Recently Sri Lanka’s Chief Justice was also removed on alleged grounds of impropriety. She had challenged an important law designed to increase the hold of the central government over the provinces and seemingly entrench military rule of the Tamil areas. The new Chief Justice, a former Attorney General, is being boycotted by the Bar Association.
More seriously for the long-term, the government has shunned any peace and reconciliation process or any move toward autonomy for the Tamil minority, arguing that the best way forward is to reintegrate the Tamil majority areas into the Island’s general pattern of strong growth and development.
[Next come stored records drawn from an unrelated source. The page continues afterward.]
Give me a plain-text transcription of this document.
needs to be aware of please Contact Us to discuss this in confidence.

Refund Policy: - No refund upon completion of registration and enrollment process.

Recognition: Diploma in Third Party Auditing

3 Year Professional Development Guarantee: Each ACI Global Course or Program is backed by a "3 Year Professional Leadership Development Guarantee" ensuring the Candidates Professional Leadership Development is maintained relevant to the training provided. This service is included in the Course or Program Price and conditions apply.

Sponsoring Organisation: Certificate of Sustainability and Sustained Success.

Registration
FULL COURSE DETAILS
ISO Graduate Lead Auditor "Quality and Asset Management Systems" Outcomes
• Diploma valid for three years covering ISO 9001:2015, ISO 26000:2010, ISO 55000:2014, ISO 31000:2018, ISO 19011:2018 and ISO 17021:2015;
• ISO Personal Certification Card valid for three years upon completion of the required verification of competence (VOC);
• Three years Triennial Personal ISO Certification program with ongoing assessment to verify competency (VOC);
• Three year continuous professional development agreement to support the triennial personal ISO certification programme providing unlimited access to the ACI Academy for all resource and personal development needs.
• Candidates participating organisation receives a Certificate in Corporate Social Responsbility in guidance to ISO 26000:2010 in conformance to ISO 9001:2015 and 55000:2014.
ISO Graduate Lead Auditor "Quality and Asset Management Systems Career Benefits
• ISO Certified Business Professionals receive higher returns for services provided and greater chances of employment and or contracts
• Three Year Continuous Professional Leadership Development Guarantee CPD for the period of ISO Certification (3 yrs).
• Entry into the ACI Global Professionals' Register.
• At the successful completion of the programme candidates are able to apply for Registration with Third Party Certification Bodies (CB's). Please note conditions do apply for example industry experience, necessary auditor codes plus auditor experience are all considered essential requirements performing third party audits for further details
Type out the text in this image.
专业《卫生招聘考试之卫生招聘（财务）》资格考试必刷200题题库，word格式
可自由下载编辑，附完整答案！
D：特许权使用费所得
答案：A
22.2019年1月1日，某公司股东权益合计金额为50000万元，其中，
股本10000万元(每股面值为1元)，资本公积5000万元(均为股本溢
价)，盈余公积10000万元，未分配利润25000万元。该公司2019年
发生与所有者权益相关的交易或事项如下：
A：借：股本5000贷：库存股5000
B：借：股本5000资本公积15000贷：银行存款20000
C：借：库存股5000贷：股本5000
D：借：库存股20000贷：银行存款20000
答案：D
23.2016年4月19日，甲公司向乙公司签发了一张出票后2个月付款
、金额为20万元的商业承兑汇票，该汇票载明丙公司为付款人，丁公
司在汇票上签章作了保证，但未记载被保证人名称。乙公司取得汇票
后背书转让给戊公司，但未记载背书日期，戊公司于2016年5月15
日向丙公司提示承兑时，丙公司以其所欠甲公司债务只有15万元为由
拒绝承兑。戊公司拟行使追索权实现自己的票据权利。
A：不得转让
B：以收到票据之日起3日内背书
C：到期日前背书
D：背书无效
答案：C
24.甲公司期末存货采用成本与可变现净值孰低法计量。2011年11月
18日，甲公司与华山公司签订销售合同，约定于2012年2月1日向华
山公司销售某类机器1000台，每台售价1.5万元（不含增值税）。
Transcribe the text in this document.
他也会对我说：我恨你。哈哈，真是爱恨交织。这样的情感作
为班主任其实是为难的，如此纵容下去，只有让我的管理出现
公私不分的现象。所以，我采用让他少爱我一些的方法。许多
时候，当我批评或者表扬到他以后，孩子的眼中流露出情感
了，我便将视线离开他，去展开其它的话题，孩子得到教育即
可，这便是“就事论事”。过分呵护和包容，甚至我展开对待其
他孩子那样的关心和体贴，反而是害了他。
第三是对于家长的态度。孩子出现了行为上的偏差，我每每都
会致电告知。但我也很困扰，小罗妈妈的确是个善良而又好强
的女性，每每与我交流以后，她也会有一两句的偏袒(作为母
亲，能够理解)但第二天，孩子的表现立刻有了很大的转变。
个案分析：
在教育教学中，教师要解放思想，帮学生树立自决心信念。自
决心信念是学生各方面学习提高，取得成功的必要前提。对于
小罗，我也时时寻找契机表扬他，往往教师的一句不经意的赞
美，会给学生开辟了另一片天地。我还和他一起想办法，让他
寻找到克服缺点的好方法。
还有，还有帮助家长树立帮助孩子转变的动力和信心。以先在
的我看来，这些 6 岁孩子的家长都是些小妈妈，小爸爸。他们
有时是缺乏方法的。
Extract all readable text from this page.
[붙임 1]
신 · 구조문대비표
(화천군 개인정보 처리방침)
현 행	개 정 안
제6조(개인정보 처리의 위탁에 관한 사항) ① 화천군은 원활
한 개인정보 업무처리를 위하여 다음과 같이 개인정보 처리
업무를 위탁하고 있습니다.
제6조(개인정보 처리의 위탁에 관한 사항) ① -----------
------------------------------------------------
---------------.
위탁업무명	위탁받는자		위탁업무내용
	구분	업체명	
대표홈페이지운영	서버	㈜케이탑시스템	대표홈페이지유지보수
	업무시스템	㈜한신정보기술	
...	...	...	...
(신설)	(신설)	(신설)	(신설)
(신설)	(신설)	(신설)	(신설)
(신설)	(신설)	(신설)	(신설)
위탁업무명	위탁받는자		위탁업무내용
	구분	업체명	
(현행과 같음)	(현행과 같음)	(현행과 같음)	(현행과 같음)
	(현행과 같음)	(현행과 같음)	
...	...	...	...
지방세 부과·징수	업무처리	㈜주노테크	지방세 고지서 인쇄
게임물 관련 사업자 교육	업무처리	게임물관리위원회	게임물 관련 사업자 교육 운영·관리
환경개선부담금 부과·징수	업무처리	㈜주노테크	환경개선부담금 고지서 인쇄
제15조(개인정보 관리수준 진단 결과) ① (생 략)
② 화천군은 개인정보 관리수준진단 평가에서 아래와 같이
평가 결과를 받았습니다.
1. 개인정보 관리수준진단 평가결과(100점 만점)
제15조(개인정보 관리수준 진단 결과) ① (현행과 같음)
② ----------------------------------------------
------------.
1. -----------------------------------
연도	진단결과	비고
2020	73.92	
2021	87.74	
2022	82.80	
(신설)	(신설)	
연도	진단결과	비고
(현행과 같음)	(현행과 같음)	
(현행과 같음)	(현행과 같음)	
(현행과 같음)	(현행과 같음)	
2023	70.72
President Rajapaksa is meanwhile forging ahead to turn Sri Lanka into an ‘Asian tiger’ – a model that is not only being emulated on the economic front but also on the democratic, given the emerging authoritarian overtones. After a sharp fall during the GFC, economic growth, which had typically been in the region of 6% throughout the 2000s, rose to about 8% over 2010-11 (but has fallen to 4.8% in the latest quarter of 2012).
Sri Lanka’s human rights issues and its forthright approach to the Tamils have triggered a range of reactions.
India is struggling to contain China’s growing influence in the Indian Ocean Region and New Delhi’s predilection would be to go soft on human rights. But it is also facing a national election, and the plight of the Tamils has triggered a political response in Tamil Nadu. This has caused India to vote against Sri Lanka on the human rights at the UNHCR.
The West, while its media might continue to seek to expose abuses, can do little, for reasons stated above. Australia’s dilemma is acute. Already in receipt of Tamil boat people fleeing alleged persecution, the last thing Canberra would want is a recrudescence of the guerrilla campaign, which would see rising human rights abuses and larger numbers of asylum seekers. On the other hand, Australia needs the Sri Lankan government’s assistance to ensure that boats do not leave the Island. So here we have it: the old Asian dilemma. How is growth and stability to be set against human rights and fully functioning democratic institutions? How should an ever-weakening West (at least in comparative terms) intervene in what has become the new great game – one in which it is no longer necessarily the central player?
Sri Lanka encapsulates all these issues and provides a fascinating glimpse into an otherwise opaque future.
One of the commentsFrom http://asiapacific.anu.edu.au/blogs/southasiamasala/2013/02/23/sri-lanka-still-difficult-to-bell-the-cat
James Smith - April 7, 2013 “excruciating human rights abuses of Tamils” sounds like an exaggeration given that it has been proven by a number of international agencies that the situation in the north and east of Sri Lanka has stabilised and is peaceful. Sorry, I cannot agree with such a sweeping statement on a number of levels.
It is also the responsibility of the Tamil political parties, as much it is Sinhalese parties, to engage in meaningful dialogue and not lobby for a separate state. Australia will thankfully not endorse any movement that will endanger India’s internal stability, nor endorse a movement that aims to undermine the region’s cohesion. South Asia is not South Sudan. Its important this be understood very clearly.